Diagnosing vitamin B12 deficiency has traditionally been based on blood testing for low levels of serum vitamin B12, blood count and the presence of clinical evidence of the deficiency.
Typically, in addition to blood test a physician will interview the patient and perform a physical exam looking for the signs associated with B12 deficiency, such as pale yellowish skin or increased heart rates.
The blood test will consist of multiple diagnostics of the blood to assess certain known indicators of B12 deficiency.
The serum vitamin B12 levels are checked to determine whether adequate B12 is present (Deficiency levels are normally less than 200 pg per mL).
The red blood cell count and appearance will be checked for normal numbers as well as normal shape of the cells.
Typically the physician will evaluate the blood’s intrinsic factor levels to determine whether pernicious anemia, a prevalent cause of B12 deficiency exists.
Intrinsic factor is a substance that is produced from cells found in the lining of the stomach and is vital for the absorption of vitamin B12 in the intestines.
Intrinsic factor levels are diminished or absent in the presence of pernicious anemia.
If anemia or red blood cell abnormalities are discovered, it is probable that additional test such as a bone marrow biopsy will be performed to rule out other possible causes.
Are Traditional Methods for Diagnosing B12 Deficiency Enough?
In recent years a number of findings suggest that traditional testing methods are not enough.
Recent studies indicate that low B12 serum levels alone are not adequate for the determination of B12 deficiency and that it is a late and relatively insensitive and unspecific marker.
It has been found that in older patients some neurologic and psychiatric symptoms may present even before the blood related manifestations occur.
In a large study of patients with known B12 deficiency, 96% had elevated homocysteine levels.
Homocysteine is an amino acid that is a product of metabolism and “recycled” by vitamin B12 when adequate levels exist.
When homocysteine and Methylmalonic acid levels rise, it is considered a more reliable indicator of B12 deficiency than the actual concentration of B12 in the blood.
In another study of patients with known pernicious anemia, findings showed a rise in homocysteine levels preceded the decrease of B12 in the blood.

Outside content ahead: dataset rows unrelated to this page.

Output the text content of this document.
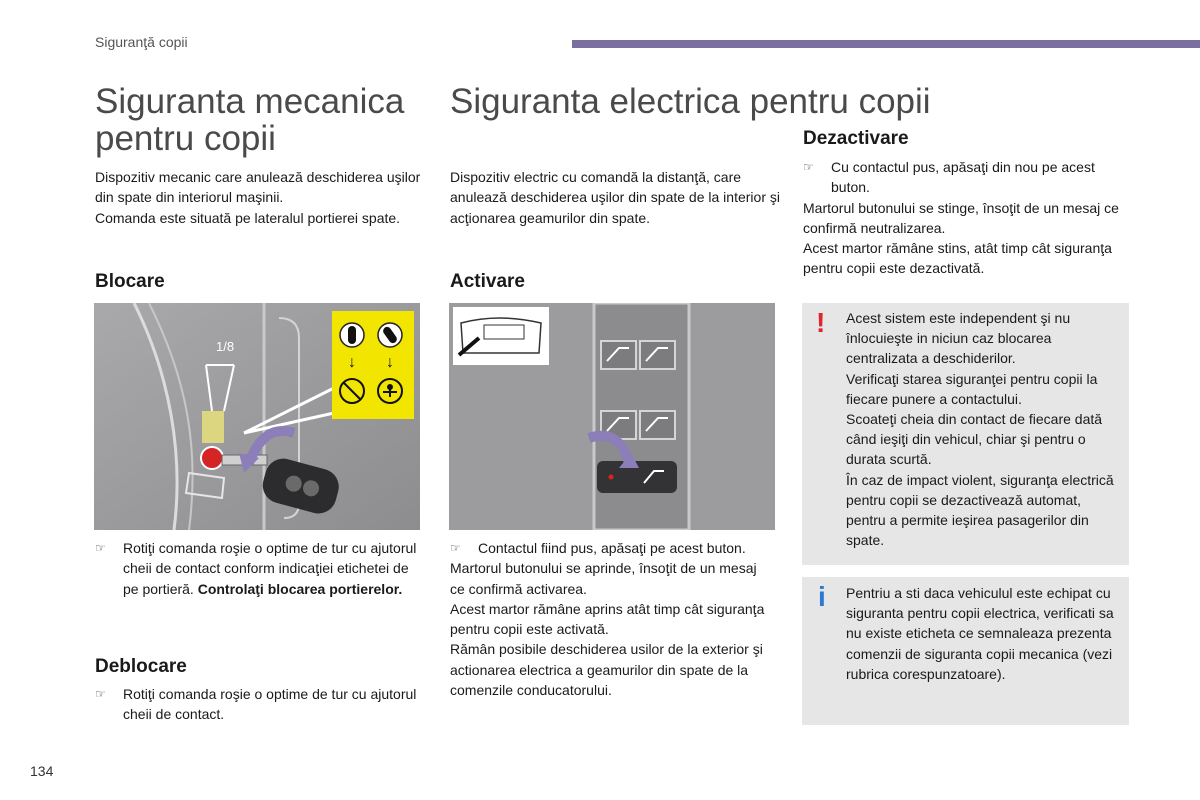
Siguranţă copii
Siguranta mecanica pentru copii

Dispozitiv mecanic care anulează deschiderea uşilor din spate din interiorul maşinii.

Comanda este situată pe lateralul portierei spate.

Blocare
↓ ↓
1/8
☞ Rotiţi comanda roşie o optime de tur cu ajutorul cheii de contact conform indicaţiei etichetei de pe portieră. Controlaţi blocarea portierelor.
Deblocare
☞ Rotiţi comanda roşie o optime de tur cu ajutorul cheii de contact.
Siguranta electrica pentru copii
Dispozitiv electric cu comandă la distanţă, care anulează deschiderea uşilor din spate de la interior şi acţionarea geamurilor din spate.
Activare
☞ Contactul fiind pus, apăsaţi pe acest buton.

Martorul butonului se aprinde, însoţit de un mesaj ce confirmă activarea.

Acest martor rămâne aprins atât timp cât siguranţa pentru copii este activată.

Rămân posibile deschiderea usilor de la exterior şi actionarea electrica a geamurilor din spate de la comenzile conducatorului.

Dezactivare
☞ Cu contactul pus, apăsaţi din nou pe acest buton.

Martorul butonului se stinge, însoţit de un mesaj ce confirmă neutralizarea.

Acest martor rămâne stins, atât timp cât siguranţa pentru copii este dezactivată.

! Acest sistem este independent şi nu înlocuieşte in niciun caz blocarea centralizata a deschiderilor.

Verificaţi starea siguranţei pentru copii la fiecare punere a contactului.

Scoateţi cheia din contact de fiecare dată când ieşiţi din vehicul, chiar şi pentru o durata scurtă.

În caz de impact violent, siguranţa electrică pentru copii se dezactivează automat, pentru a permite ieşirea pasagerilor din spate.

i Pentriu a sti daca vehiculul este echipat cu siguranta pentru copii electrica, verificati sa nu existe eticheta ce semnaleaza prezenta comenzii de siguranta copii mecanica (vezi rubrica corespunzatoare).
134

For this reason, it is believed that increased homocysteine levels can be early markers for more advanced tissue B12 deficiencies, and can be helpful if diagnosis is unclear.
Furthermore, testing for blood B12 levels in vegans may not be adequate, as results can be skewed if the patient is using forms of algae or plant foods that contain B12 analogues.
The B12 analogues are false B12 that can be mistaken for true B12 in blood test.
These B12 analogues may not only misrepresent B12 but also interfere with actual B12 metabolism.
In these cases, homocysteine levels in the blood are a more reliable method for determining B12 deficiency.
Another more specific testing for vegans is a methylmalonic acid test.
It is unknown how much of the population is affected by B12 deficiency, but it seems each new study suggests it is higher than the previous estimate.
Population groups at highest risk are vegans and vegetarians, older people, pregnant women and people with intestinal diseases.
Along with traditional serum vitamin B12 test, homocysteine levels should be evaluated to provide the most sensitive and specific early markers available.
Many of the symptoms of vitamin B12 deficiency may be vague and overlapping, but if left untreated can be irreversible. Therefore, early detection B12 deficiency is important.